I would also be remiss not to mention the similarities between Sister Mary Joseph and Mother Dolores Hart, who is currently 83 years old and for the last 55 years has been a consecrated nun at the Abbey of Regina Laudis in Bethlehem, Connecticut.

At 25 years old, Dolores Hart went from a Hollywood actress who co-starred in a movie with Elvis Presley to a contemplative Benedictine nun. Even though Mother Dolores never married, like Sister Mary Joseph she walked away from what many would consider a glamorous lifestyle to join the convent. In our present day, where status, money, and power is the epitome of success, voluntarily leaving that world behind is not easily understood.
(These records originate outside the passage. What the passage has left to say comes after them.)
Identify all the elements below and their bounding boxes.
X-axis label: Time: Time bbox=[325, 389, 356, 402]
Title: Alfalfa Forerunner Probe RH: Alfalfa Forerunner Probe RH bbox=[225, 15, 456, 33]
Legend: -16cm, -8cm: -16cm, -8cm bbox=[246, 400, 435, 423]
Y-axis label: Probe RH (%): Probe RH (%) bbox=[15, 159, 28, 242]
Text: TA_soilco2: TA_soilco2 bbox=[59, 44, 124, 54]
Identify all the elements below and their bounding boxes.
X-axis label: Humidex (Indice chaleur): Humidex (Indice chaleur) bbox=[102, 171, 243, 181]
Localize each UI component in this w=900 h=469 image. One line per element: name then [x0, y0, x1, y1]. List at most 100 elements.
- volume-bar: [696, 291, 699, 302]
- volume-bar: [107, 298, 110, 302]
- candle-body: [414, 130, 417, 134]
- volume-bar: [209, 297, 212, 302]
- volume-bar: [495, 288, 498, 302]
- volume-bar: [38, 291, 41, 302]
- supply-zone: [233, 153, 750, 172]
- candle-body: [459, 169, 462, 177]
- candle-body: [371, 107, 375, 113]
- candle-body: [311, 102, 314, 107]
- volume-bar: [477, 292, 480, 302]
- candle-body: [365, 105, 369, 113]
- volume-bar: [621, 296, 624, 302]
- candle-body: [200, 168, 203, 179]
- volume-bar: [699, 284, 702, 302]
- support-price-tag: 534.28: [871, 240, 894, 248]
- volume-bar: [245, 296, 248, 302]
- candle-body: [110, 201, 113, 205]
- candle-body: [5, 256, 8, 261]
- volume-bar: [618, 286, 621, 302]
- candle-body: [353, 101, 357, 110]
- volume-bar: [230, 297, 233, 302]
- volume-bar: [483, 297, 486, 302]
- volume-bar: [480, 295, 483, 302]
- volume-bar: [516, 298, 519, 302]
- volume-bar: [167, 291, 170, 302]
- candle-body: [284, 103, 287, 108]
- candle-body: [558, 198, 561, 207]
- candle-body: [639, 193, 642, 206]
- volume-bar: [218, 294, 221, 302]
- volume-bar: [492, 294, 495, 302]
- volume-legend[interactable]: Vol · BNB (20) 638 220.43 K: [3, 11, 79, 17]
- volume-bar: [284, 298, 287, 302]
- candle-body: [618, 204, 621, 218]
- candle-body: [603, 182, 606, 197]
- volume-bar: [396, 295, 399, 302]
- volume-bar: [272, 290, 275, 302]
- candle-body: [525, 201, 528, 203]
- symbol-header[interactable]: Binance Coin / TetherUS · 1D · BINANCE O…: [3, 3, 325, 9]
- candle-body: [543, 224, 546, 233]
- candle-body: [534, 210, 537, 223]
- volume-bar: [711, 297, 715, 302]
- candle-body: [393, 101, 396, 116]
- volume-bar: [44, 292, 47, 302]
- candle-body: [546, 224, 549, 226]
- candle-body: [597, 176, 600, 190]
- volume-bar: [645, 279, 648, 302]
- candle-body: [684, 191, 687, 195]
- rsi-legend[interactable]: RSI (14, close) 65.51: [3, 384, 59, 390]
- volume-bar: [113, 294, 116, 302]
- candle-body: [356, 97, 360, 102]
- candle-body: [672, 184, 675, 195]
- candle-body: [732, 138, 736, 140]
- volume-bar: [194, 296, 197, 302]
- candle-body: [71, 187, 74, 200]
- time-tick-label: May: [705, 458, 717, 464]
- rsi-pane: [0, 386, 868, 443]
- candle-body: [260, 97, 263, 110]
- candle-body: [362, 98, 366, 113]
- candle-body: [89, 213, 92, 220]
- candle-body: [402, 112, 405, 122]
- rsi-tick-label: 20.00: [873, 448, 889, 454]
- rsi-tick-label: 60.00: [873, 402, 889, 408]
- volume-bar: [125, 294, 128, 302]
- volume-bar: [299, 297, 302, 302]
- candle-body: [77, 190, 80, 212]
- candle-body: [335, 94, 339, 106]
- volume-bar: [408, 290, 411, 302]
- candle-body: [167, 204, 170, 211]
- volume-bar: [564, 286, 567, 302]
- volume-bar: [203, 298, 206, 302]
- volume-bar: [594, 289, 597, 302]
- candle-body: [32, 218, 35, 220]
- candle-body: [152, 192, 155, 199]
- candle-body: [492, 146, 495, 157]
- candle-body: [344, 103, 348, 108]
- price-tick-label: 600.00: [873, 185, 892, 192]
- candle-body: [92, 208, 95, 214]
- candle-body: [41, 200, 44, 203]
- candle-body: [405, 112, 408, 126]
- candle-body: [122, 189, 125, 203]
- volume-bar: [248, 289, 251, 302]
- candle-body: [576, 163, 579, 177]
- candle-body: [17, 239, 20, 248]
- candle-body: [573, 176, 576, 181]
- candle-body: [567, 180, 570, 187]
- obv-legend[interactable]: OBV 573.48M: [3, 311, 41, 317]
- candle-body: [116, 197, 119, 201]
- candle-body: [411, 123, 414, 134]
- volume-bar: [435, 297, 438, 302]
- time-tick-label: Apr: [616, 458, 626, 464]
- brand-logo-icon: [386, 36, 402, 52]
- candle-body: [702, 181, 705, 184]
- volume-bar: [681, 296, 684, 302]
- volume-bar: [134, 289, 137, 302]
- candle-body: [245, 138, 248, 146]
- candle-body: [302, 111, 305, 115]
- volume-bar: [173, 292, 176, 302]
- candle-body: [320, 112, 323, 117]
While the call to holiness is universal, it is as unique as we are. For Sister Mary Joseph, it included a dual vocation to marriage and consecrated life. Her story is so captivating because she was so real. 

Before entering the convent, she smoked, drank and played cards. She was an open-water diver. She was a fast driver who frequently caused her passengers to slam invisible brakes. What is so striking about Sr. Mary Joseph is the fullness with which she lived her life. While in the world, she embraced all of its comforts, yet with the same gusto she willingly parted with those comforts for the sake of the Kingdom. Yet even as she left those things behind, she retained the fullness of her personality. 

Her son, Mark, tweeted in a series of tweets that went viral that even in the convent she was an “unusual nun”: 

“She didn’t sing very well. She was frequently late to her required duties around the convent. She threw sticks for the communal dogs which was not allowed.” 

That should give the rest of us a lot of hope for our own growth in holiness. In her colorful “unusualness,” Sister Mary Joseph glorified God with her life. In whatever vocation God calls us, as Christians we are each invited to be faithful to God’s plan in the unique way that he is calling us to practice faith, hope and charity and be salt and light in this world.